Allen Iverson Differed From Kobe Bryant and Michael Jordan by Telling an Unproven 2nd-Round Pick to Get Shots Up: ‘Shooters Shoot the Ball’

Much like Michael Jordan and Kobe Bryant, Philadelphia 76ers legend Allen Iverson shouldered much of the offensive burden during his playing career. However, unlike MJ and Bean, AI did not dissuade teammates from shooting the ball or bully them in order to send a message.

Former 76ers swingman Kyle Korver spoke recently about Iverson’s ability to encourage and inspire confidence in his young teammates. The Answer empowered players to make their presence felt, rather than trying to minimize them merely as cogs in collective the machine.

Allen Iverson, Michael Jordan, and Kobe Bryant have three of the four highest usage rates in NBA history

Usage rate is a general estimation of a player’s involvement in a team’s offensive system whenever they’re on the floor. An easier way of thinking about the metric is this: The higher the usage rate, the more shots a given player took, and the more often they had the ball in their hands contributing to scoring actions.

It probably comes as little surprise, then, that Michael Jordan, Kobe Bryant, and Allen Iverson have three of the four highest usage rates in NBA history.

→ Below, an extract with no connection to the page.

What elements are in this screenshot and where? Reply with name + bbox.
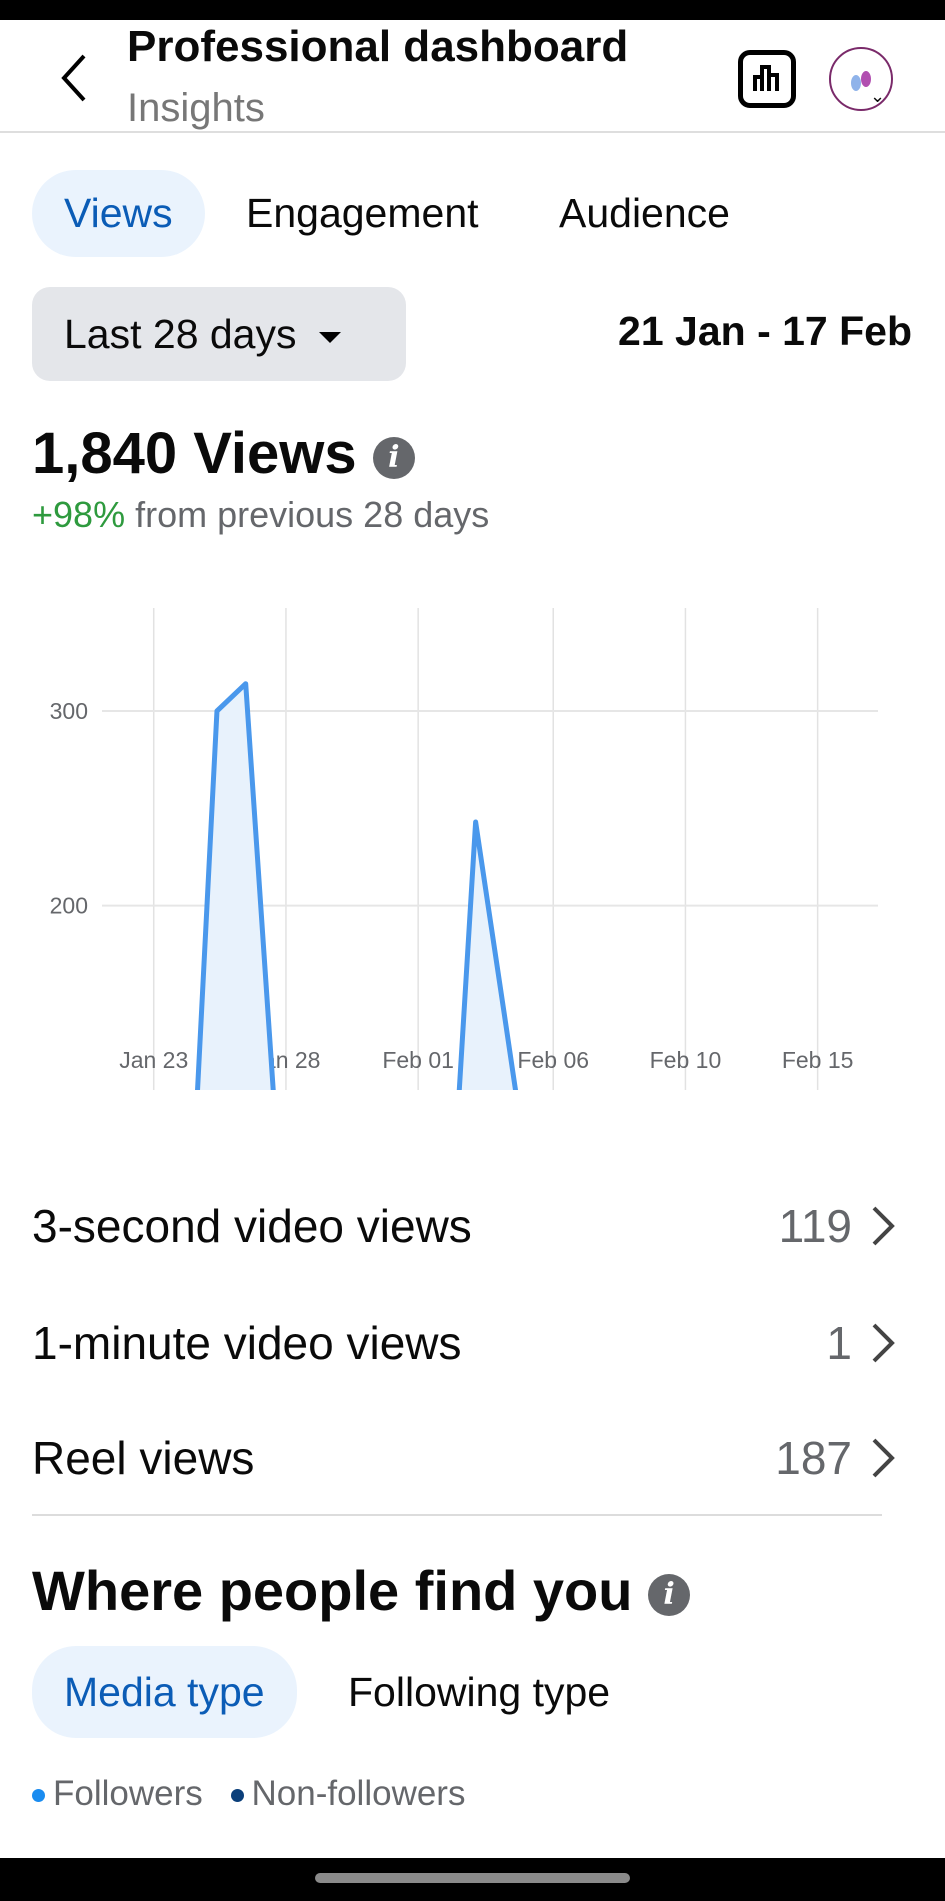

Jordan tops the all-time usage rate list at 33.26%, with Bryant (31.85%) and AI (31.83%) coming in at third and fourth, respectively, on that list. According to StatMuse, Mike and Iverson also rank in the top four all-time in field-goal attempts per game.

The numbers show how the three superstars prioritized having the ball in their hands and creating offense, both for themselves and others. But while Jordan and Kobe might have been more selective about who they felt comfortable with taking shots, Iverson never wanted his teammates to show any hesitation.

The Answer extended that advice to a mostly unknown second-round pick simply trying to carve out his niche in the NBA.

Iverson adamantly motivated Kyle Korver to satisfy his duties as a shooter

Kyle Korver had a lot to prove after the 76ers acquired the 2003 second-round pick from the New Jersey Nets. He had no guarantees beyond the first two seasons and thus needed to show out in order to continue his NBA career.

Allen Iverson might otherwise have preferred to take shots over Korver. But the former Creighton product said that AI did just the opposite.

Korver told J.J. Redick on the Old Man and the Three podcast that Iverson told him not to show any reservation and to take his jumpers as they came.

“So [Iverson] was like, the arm around me every day like, ‘Shoot the ball, shooters shoot the ball.’ Just like breathing confidence in me. He’s a legend, right? Like he’s in another stratosphere, just like his legendary, iconic career and in personality and image, and just to have that person with me encouraged me. He was amazing for me. He was one of my favorite teammates.”

–Kyle Korver, via the Old Man and the Three podcast

Korver quickly rewarded Iverson’s faith in him.

The former All-Star played sparingly in his rookie season, but he shot over 39% from beyond the arc. Korver made a leap in his sophomore season, averaging 11.5 points and making 40.5% of his triples on 6.8 attempts per contest.

Judging by the rest of Korver’s career, AI’s words of encouragement proved invaluable. Korver became one of the most efficient perimeter shooters in NBA history. He made 42.9% of his threes in his career and led the NBA in three-point percentage in four different seasons, including his lone All-Star appearance during the 2014-15 campaign.

Iverson’s legacy is complex, especially regarding his relationships with the organizations he played for and the impact he had on his numerous teammates. But Korver’s account validates AI’s credentials as a team player.

Notions of Iverson being selfish present a false narrative

L-R: Allen Iverson attends a Philadelphia 76ers game and former Sixers guard Kyle Korver defends former Los Angeles Lakers big man Chris Mihm
Allen Iverson (L) and Kyle Korver (R) | Left to Right: Drew Hallowell/Getty Images and Richard Hartog/Los Angeles Times via Getty Images

Michael Jordan and Kobe Bryant are hailed as elite team players because they won championships and went to extreme lengths to get the most out of their teammates. Simultaneously, their hard-driving tactics created a good deal of friction.

Allen Iverson never won a title. He incurred fines and suspensions for missing practices and feuded with head coaches. As a result, AI’s NBA legacy suffers from the idea he lacked some of the qualities typically attributed to guys who are deemed “team players.” But Korver’s account proves this is a false narrative.

Iverson understood he needed his teammates to fulfill their roles to achieve success. Rather than challenging them physically or psychologically, The Answer opted for positive reinforcement.

Although AI’s leadership style never resulted in a championship, it had a resounding impact on guys like Kyle Korver. That alone speaks volumes about Iverson as a player and a teammate.

Stats courtesy of Basketball Reference.